3 zones for grape berry juice
Juice from a grape berry comes from three different zones. The composition of the juice is different in each zone. Working from the inside of the berry out towards the skin, the three zones are: central, intermediate and peripheral.
Crushing a berry (breaking open the skin) releases the free run juice. This is the sweetest juice, with the most nutrients and the least amount of harsh phenolics (tannins.) This juice comes from the intermediate zone …

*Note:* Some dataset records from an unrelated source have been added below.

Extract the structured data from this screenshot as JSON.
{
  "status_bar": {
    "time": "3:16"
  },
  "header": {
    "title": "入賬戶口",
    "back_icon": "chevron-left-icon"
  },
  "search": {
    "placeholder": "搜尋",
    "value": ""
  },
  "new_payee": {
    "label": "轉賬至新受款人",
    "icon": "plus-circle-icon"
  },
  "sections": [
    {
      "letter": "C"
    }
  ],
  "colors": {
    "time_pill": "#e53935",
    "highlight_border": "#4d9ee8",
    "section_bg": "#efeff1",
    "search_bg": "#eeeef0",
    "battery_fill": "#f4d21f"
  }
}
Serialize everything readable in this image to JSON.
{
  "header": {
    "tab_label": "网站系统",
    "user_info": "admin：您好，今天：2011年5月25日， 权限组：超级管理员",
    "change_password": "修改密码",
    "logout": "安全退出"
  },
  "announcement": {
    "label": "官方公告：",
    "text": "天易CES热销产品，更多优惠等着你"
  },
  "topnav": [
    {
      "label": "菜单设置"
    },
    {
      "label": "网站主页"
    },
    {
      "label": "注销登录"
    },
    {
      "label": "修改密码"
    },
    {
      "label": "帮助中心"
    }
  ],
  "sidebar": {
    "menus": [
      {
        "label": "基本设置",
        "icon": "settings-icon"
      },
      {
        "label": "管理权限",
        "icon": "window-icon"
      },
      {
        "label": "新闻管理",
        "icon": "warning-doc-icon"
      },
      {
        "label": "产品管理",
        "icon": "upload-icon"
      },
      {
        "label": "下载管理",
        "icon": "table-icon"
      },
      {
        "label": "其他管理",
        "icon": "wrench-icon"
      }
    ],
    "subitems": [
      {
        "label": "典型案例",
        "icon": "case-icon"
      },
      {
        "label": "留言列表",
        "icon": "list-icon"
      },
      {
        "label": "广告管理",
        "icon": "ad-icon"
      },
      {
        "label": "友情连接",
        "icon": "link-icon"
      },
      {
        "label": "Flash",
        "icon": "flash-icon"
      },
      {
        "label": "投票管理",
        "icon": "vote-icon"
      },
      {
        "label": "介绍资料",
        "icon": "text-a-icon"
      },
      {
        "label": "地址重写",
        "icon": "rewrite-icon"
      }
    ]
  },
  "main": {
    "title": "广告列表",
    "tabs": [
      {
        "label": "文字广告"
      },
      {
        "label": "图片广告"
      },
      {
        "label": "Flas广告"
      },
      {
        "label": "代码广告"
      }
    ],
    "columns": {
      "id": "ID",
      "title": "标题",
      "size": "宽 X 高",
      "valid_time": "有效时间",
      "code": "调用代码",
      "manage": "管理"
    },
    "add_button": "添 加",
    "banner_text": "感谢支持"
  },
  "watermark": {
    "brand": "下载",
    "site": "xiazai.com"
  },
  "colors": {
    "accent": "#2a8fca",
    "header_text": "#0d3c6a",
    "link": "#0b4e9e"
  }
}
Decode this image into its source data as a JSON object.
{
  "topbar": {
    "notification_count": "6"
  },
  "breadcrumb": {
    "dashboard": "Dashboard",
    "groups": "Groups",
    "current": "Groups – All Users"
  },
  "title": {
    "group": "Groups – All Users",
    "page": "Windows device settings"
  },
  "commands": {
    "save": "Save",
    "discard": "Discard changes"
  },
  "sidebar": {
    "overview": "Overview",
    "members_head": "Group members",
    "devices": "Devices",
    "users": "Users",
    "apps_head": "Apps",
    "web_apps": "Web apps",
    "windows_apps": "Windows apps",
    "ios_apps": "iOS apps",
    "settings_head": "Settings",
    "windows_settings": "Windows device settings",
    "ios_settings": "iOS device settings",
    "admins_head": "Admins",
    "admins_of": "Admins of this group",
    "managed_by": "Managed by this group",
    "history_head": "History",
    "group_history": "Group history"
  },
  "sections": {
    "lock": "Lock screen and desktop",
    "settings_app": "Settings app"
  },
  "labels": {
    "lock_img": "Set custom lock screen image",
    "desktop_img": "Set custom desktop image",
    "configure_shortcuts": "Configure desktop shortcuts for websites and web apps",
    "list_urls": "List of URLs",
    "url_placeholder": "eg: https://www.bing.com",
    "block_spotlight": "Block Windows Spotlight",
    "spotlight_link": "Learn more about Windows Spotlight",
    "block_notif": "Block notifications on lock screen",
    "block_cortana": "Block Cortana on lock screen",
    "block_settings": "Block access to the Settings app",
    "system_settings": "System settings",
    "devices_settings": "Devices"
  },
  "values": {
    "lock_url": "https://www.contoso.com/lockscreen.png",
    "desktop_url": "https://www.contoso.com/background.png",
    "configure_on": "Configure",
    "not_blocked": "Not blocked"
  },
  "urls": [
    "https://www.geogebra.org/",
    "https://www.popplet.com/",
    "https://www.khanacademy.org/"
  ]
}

When a grape berry is first pressed (where physical pressure is placed on it to extract juice) the first press juice also comes from the intermediate zone, in the middle of the berry, where most of the pulp/juice/water is located.
The pips/seeds are located in the central zone,in the center of the berry. When grapes are crushed (just broken open, not pressed) the crusher has to be set just right so that it doesn’t squeeze too hard and break open the pips. Pips have very aggressive tannins and that are typically considered to be undesirable in the winemaking process.
The peripheral zone is the area that sits just underneath the skin. There is very little juice in this area, but this is where many of the aromatics are located. You can not strip the skin away from this pulp without breaking open the skin cells. Breaking open the skin cells will also introduce undesirable, harsh tannins into the wine. A ‘cold soak’ is an effective way to get at these aromatics without breaking open the skin cells. The grapes are typically crushed (just split open) so the skin can come into contact with the free run juice from the intermediate zone. The mixture (called the ‘must’) is held for a short time at a cold temperature to prevent fermentation from starting. This maceration period on the skins allows for the aromatics to be leached out of the peripheral zone without releasing the harsh phenolics (tannins) from the skins.